To make matters worse, details of job cuts and program closures across the health and education sectors in particular will likely create dozens of small, bad-news stories that risk coalescing into a serious problem for a government not yet 12 months into the job.
And the Tasmanian public does not seem terribly thrilled with the government at the moment, if a series of public gauges are anything to go by.
A Southern Cross poll with more than 2000 respondents found that 83 per cent of people held the government, and not unions, to blame for the dispute.
Meanwhile, a post on Premier Will Hodgman's Facebook page blaming unions for Thursday's strike and school disruptions was withdrawn after garnering more than 300 mostly negative comments.
The third piece of bad news - and bad news seems to come in threes - was an EMRS poll showing the government's support had dipped to its lowest level in four years.
The government is clearly losing the battle in selling its budget repair message - so much so that a Treasury boffin has been seconded across to bolster the Premier's media team.
But the parliamentary sitting year has ended, and the government will appreciate the chance to get out of a scorching hot spotlight for a few weeks.
The budget cuts will hang over the government's head for a while yet, but the next election is, in political terms, an eternity away.
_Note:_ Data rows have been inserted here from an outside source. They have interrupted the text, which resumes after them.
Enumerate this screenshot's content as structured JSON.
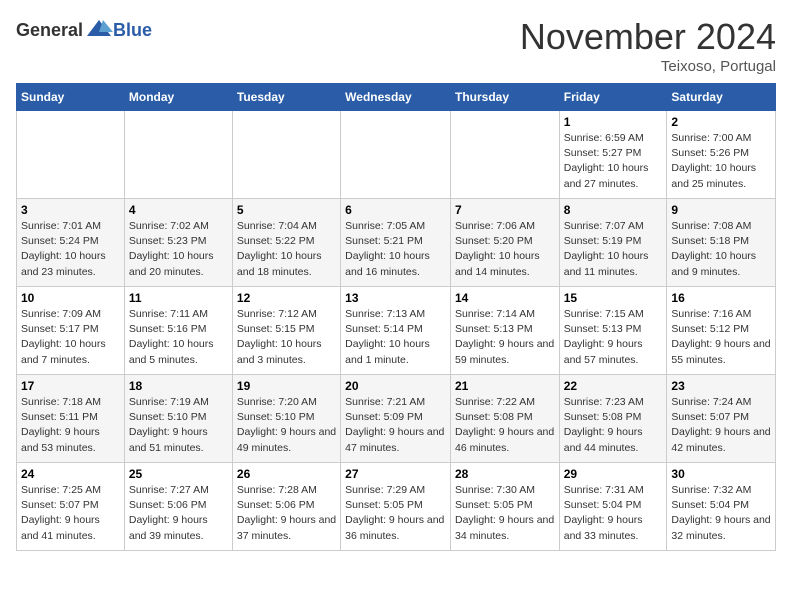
{
  "header": {
    "logo_general": "General",
    "logo_blue": "Blue",
    "month": "November 2024",
    "location": "Teixoso, Portugal"
  },
  "weekdays": [
    "Sunday",
    "Monday",
    "Tuesday",
    "Wednesday",
    "Thursday",
    "Friday",
    "Saturday"
  ],
  "weeks": [
    [
      {
        "day": "",
        "info": ""
      },
      {
        "day": "",
        "info": ""
      },
      {
        "day": "",
        "info": ""
      },
      {
        "day": "",
        "info": ""
      },
      {
        "day": "",
        "info": ""
      },
      {
        "day": "1",
        "info": "Sunrise: 6:59 AM\nSunset: 5:27 PM\nDaylight: 10 hours and 27 minutes."
      },
      {
        "day": "2",
        "info": "Sunrise: 7:00 AM\nSunset: 5:26 PM\nDaylight: 10 hours and 25 minutes."
      }
    ],
    [
      {
        "day": "3",
        "info": "Sunrise: 7:01 AM\nSunset: 5:24 PM\nDaylight: 10 hours and 23 minutes."
      },
      {
        "day": "4",
        "info": "Sunrise: 7:02 AM\nSunset: 5:23 PM\nDaylight: 10 hours and 20 minutes."
      },
      {
        "day": "5",
        "info": "Sunrise: 7:04 AM\nSunset: 5:22 PM\nDaylight: 10 hours and 18 minutes."
      },
      {
        "day": "6",
        "info": "Sunrise: 7:05 AM\nSunset: 5:21 PM\nDaylight: 10 hours and 16 minutes."
      },
      {
        "day": "7",
        "info": "Sunrise: 7:06 AM\nSunset: 5:20 PM\nDaylight: 10 hours and 14 minutes."
      },
      {
        "day": "8",
        "info": "Sunrise: 7:07 AM\nSunset: 5:19 PM\nDaylight: 10 hours and 11 minutes."
      },
      {
        "day": "9",
        "info": "Sunrise: 7:08 AM\nSunset: 5:18 PM\nDaylight: 10 hours and 9 minutes."
      }
    ],
    [
      {
        "day": "10",
        "info": "Sunrise: 7:09 AM\nSunset: 5:17 PM\nDaylight: 10 hours and 7 minutes."
      },
      {
        "day": "11",
        "info": "Sunrise: 7:11 AM\nSunset: 5:16 PM\nDaylight: 10 hours and 5 minutes."
      },
      {
        "day": "12",
        "info": "Sunrise: 7:12 AM\nSunset: 5:15 PM\nDaylight: 10 hours and 3 minutes."
      },
      {
        "day": "13",
        "info": "Sunrise: 7:13 AM\nSunset: 5:14 PM\nDaylight: 10 hours and 1 minute."
      },
      {
        "day": "14",
        "info": "Sunrise: 7:14 AM\nSunset: 5:13 PM\nDaylight: 9 hours and 59 minutes."
      },
      {
        "day": "15",
        "info": "Sunrise: 7:15 AM\nSunset: 5:13 PM\nDaylight: 9 hours and 57 minutes."
      },
      {
        "day": "16",
        "info": "Sunrise: 7:16 AM\nSunset: 5:12 PM\nDaylight: 9 hours and 55 minutes."
      }
    ],
    [
      {
        "day": "17",
        "info": "Sunrise: 7:18 AM\nSunset: 5:11 PM\nDaylight: 9 hours and 53 minutes."
      },
      {
        "day": "18",
        "info": "Sunrise: 7:19 AM\nSunset: 5:10 PM\nDaylight: 9 hours and 51 minutes."
      },
      {
        "day": "19",
        "info": "Sunrise: 7:20 AM\nSunset: 5:10 PM\nDaylight: 9 hours and 49 minutes."
      },
      {
        "day": "20",
        "info": "Sunrise: 7:21 AM\nSunset: 5:09 PM\nDaylight: 9 hours and 47 minutes."
      },
      {
        "day": "21",
        "info": "Sunrise: 7:22 AM\nSunset: 5:08 PM\nDaylight: 9 hours and 46 minutes."
      },
      {
        "day": "22",
        "info": "Sunrise: 7:23 AM\nSunset: 5:08 PM\nDaylight: 9 hours and 44 minutes."
      },
      {
        "day": "23",
        "info": "Sunrise: 7:24 AM\nSunset: 5:07 PM\nDaylight: 9 hours and 42 minutes."
      }
    ],
    [
      {
        "day": "24",
        "info": "Sunrise: 7:25 AM\nSunset: 5:07 PM\nDaylight: 9 hours and 41 minutes."
      },
      {
        "day": "25",
        "info": "Sunrise: 7:27 AM\nSunset: 5:06 PM\nDaylight: 9 hours and 39 minutes."
      },
      {
        "day": "26",
        "info": "Sunrise: 7:28 AM\nSunset: 5:06 PM\nDaylight: 9 hours and 37 minutes."
      },
      {
        "day": "27",
        "info": "Sunrise: 7:29 AM\nSunset: 5:05 PM\nDaylight: 9 hours and 36 minutes."
      },
      {
        "day": "28",
        "info": "Sunrise: 7:30 AM\nSunset: 5:05 PM\nDaylight: 9 hours and 34 minutes."
      },
      {
        "day": "29",
        "info": "Sunrise: 7:31 AM\nSunset: 5:04 PM\nDaylight: 9 hours and 33 minutes."
      },
      {
        "day": "30",
        "info": "Sunrise: 7:32 AM\nSunset: 5:04 PM\nDaylight: 9 hours and 32 minutes."
      }
    ]
  ]
}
The government may have copped a kicking this week, but it has mostly come from outside parliament and not the opposition, a team that still seems to be reeling from an electoral hiding in March.
And importantly - and this is a liberty the Liberals' Victorian comrades do not have - Tasmanians angry at the Abbott government will vote federally more than a year before scribbling on a state ballot paper.
It means the state government has the best part of three years to show the state that the current pain is worth it, especially if the bottom line starts to look a little healthier.
For a government now with a relatively light legislative agenda, expect to hear a great deal about an economic recovery in 2015.
The Liberals still have political credits in the bank, but any second-chance cards for being a new government have well and truly been used.
The union campaign and the consequences of the Liberals' decisions mean the government benches are starting to look like hot seats.
And as climate scientists will testify, things are only getting hotter.